Joe Rubio, a community organizer who works with anti-poverty programs, urged building “constituencies and take the right lessons from the Civil Rights Movement and apply them to immigration reform. He said freedom schools, teaching and training is “what gave a leg up to the movement. There is no better place to do it than here in what we’re facing with immigration.

“We need to be able to explain why we need comprehensive immigration reform and why we need to organize ourselves,” Rubio said. “It won’t happen without accountability. The silent majority are basically disorganized. We need to get organized.”

Strategies should include patience, being deliberate and bipartisan.

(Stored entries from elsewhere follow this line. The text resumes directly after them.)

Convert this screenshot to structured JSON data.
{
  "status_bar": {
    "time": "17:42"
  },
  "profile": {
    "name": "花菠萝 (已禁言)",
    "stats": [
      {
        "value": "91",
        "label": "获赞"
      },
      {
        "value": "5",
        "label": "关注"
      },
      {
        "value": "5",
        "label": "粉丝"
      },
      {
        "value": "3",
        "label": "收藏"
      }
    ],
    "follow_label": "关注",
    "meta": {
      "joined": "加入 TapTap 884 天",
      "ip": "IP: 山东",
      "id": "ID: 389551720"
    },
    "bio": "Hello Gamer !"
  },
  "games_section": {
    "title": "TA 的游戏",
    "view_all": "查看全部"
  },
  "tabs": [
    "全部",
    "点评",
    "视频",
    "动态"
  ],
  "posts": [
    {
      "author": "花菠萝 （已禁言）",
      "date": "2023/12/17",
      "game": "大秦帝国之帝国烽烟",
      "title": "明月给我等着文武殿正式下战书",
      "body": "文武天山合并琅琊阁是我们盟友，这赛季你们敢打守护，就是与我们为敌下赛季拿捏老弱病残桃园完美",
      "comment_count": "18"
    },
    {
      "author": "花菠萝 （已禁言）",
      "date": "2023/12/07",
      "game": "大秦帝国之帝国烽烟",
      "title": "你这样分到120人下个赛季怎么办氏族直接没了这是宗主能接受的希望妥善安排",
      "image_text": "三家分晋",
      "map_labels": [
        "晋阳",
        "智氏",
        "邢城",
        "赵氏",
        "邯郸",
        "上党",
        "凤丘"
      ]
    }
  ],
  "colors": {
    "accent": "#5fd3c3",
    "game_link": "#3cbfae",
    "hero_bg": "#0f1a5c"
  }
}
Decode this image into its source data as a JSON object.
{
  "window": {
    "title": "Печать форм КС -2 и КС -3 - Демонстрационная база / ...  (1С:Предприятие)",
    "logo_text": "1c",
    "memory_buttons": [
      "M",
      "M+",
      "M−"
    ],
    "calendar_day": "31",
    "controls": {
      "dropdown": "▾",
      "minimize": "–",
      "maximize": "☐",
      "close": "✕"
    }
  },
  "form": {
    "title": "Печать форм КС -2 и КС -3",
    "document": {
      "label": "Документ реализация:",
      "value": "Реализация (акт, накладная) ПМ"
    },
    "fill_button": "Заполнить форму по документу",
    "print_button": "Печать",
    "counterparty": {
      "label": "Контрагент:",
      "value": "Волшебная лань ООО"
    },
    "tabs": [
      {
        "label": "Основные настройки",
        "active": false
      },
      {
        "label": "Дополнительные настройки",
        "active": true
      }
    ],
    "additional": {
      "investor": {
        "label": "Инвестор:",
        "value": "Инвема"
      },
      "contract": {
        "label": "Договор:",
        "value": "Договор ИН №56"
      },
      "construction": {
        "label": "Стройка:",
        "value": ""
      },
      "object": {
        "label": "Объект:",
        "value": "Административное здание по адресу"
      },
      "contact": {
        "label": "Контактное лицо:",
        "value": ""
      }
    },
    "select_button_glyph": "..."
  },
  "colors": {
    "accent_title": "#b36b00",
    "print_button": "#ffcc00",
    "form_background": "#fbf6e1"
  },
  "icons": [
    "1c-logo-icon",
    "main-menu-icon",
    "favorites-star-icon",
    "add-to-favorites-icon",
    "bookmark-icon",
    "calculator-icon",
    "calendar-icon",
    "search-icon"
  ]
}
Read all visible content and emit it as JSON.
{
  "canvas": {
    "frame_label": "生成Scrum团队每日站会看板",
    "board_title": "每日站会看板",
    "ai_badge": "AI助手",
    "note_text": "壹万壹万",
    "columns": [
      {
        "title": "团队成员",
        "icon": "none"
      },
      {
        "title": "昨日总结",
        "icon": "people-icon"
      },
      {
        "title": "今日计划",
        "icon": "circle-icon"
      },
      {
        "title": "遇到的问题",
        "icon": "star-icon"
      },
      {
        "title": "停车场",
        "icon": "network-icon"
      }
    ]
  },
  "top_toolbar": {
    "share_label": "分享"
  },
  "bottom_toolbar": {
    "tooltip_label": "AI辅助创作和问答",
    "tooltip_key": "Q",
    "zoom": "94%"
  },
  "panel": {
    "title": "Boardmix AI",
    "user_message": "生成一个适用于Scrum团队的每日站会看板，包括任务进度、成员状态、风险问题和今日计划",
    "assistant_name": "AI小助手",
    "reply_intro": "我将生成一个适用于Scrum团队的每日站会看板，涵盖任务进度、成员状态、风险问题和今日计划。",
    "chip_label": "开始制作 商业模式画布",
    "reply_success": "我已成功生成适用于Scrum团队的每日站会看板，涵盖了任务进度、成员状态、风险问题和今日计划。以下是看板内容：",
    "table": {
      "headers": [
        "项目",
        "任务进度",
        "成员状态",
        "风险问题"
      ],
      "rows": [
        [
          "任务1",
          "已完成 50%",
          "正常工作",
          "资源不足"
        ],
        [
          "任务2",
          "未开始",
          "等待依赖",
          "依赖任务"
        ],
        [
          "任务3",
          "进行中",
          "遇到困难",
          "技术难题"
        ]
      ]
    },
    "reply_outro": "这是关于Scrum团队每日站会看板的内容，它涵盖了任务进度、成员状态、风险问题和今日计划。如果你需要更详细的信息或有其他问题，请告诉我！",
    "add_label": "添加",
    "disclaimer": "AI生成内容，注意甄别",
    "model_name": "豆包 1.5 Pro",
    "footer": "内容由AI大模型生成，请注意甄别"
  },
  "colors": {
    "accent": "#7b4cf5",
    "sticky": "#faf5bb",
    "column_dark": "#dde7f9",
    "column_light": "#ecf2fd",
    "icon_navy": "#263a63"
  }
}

“We need a trumpet,” Rubio said. “Seize the narrative. We have got to put a different face on the issue — someone like Miriam Mendiola. The story has to be about the American Dream and how hard people are willing to work to achieve the American Dream. It’s got to be about how hard they are willing to sacrifice to send their kids to school.”

The Arizona Interfaith Network meeting was held less than a week after thousands marched 3 miles on Saturday, January 16 from Phoenix’s Falcon Park to Tent City at the Maricopa County Jail.

Since 1996, local police in the United States have been empowered to enforce immigration law through 287(g) of the Immigration and Nationality Act. On the Maricopa County Sheriff’s Web site, it reports more than 274,000 people have been investigated and 31,000 were found to be in the country illegally.

In 2009, the Tucson and Yuma sectors of the U.S. Border Patrol arrested 241,673, down from 371,000 from the previous year, said Mario Escalante, a public information officer for the Tucson Sector. The Yuma Sector has also seen a declining drop in arrests. 7,356 were arrested in 2009, a drop from 138,000 in 2005.

Still, a determining factor in “ground zero” is of the 556,041 apprehended by the U.S. Border Patrol in 2009 trying to sneak across the border, more than half arrested were caught along the Arizona border with Mexico.

Miriam Mendiola, left, and interpreter Rosie Villegas-Smith prepare to address the immigration reform meeting of the Arizona Interfaith Network.